— Hy-y! — И у Яшки даже голос осекся от волнения. — А может, он просто нечаянно?
— Ну, нет, не нечаянно. Этак прямо смотрит и смотрит. А я гляжу — рядом куст колыхнулся… должно быть, там еще кто-нибудь из ихней партии сидел.
— Так ты, значит, там не был?
— Нет!
— А как же он там, голодный?
— Ничего, ему хлеба в прошлый раз много принесли и воды тоже. Жив будет до завтра. А завтра пойдем либо рано утром, либо к вечеру попозже, когда от мальчишек незаметней. Ух, как осторожно надо действовать, а то накроют! Нас двое, а их четверо. Кабы нам хоть кого третьего к себе придружить.
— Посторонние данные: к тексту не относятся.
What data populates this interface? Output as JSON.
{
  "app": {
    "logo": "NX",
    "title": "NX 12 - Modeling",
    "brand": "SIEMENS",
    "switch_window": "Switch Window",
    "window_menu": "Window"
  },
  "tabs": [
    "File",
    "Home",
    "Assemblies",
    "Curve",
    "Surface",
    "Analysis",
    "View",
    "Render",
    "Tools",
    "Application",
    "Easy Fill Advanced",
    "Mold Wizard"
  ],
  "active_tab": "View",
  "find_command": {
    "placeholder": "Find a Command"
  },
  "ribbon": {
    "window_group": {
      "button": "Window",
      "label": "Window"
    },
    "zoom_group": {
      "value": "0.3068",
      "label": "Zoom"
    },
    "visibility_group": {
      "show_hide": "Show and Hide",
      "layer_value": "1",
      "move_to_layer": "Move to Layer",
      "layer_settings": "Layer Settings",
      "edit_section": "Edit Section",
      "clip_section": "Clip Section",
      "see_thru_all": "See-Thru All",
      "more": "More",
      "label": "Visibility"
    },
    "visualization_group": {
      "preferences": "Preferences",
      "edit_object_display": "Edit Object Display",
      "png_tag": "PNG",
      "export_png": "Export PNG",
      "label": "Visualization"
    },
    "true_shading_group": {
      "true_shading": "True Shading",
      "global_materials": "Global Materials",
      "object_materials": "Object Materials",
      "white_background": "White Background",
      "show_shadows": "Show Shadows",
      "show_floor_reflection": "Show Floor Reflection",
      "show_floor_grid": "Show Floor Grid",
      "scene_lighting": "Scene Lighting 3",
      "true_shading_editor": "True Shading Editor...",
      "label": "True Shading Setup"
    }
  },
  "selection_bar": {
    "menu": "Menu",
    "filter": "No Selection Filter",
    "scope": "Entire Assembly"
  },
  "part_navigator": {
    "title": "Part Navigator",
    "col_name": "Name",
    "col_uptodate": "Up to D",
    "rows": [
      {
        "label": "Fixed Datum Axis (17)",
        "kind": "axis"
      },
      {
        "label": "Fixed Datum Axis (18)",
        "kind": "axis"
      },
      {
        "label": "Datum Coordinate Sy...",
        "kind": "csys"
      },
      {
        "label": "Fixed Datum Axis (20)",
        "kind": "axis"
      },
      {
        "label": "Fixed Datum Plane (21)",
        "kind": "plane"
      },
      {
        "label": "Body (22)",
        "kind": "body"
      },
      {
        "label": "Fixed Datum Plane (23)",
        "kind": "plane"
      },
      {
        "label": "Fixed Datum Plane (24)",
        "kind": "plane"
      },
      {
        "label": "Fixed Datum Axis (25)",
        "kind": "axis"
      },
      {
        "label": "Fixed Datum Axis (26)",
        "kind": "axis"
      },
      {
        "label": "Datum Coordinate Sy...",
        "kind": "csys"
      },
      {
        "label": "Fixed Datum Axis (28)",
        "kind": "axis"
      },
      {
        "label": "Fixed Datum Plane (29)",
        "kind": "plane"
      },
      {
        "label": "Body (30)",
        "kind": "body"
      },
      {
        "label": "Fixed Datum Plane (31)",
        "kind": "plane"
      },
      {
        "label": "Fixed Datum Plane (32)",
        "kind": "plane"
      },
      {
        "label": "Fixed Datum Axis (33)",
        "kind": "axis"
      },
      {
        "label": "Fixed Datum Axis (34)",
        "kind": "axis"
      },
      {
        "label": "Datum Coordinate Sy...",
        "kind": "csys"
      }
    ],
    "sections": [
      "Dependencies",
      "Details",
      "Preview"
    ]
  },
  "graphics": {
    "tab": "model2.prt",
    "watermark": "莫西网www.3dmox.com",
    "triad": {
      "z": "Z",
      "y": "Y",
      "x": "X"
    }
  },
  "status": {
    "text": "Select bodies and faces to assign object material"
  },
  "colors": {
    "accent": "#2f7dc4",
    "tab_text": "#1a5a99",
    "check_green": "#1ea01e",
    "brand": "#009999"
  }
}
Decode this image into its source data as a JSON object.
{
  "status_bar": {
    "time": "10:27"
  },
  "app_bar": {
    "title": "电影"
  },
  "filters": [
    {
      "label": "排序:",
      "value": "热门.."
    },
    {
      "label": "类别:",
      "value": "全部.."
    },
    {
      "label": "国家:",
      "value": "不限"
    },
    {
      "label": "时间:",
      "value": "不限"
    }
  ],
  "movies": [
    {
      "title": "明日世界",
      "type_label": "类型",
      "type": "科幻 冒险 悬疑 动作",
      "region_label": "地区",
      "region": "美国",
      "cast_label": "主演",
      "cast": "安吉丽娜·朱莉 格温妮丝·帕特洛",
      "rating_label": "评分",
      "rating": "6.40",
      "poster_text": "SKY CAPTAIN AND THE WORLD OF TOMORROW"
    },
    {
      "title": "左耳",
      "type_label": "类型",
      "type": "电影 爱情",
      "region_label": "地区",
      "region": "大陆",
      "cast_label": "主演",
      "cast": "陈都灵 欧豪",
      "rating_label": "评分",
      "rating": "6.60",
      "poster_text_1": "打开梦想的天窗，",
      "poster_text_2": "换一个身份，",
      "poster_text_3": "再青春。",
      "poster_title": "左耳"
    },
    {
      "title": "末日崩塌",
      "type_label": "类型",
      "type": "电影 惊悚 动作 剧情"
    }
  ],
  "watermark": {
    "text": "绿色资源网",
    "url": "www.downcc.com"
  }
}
— Кого придружить? Ты его сегодня придружи, а он назавтра все ихним и выболтает. А тогда что? Тогда убьют его непременно.
— Убьют обязательно.
Возвращаясь домой, Яшка за огородами натолкнулся на своего закоренелого врага, Степку.
Встреча была неожиданная для обоих. Но противники заметили один другого еще издалека, и поэтому, не роняя своего достоинства, свернуть в сторону было невозможно.
Сблизившись на три шага, враги остановились и молча, внимательно осмотрели один другого. У Степки была палка — следовательно, преимущества были на его стороне. Осмотревшись, Степка презрительно и мастерски сплюнул на траву. Яшка не менее презрительно засвистел.
— Ты чего свистишь?
— А ты чего расплевался?
— Я вот тебе свистну! Вы зачем на нашего кота со стрелами охотитесь?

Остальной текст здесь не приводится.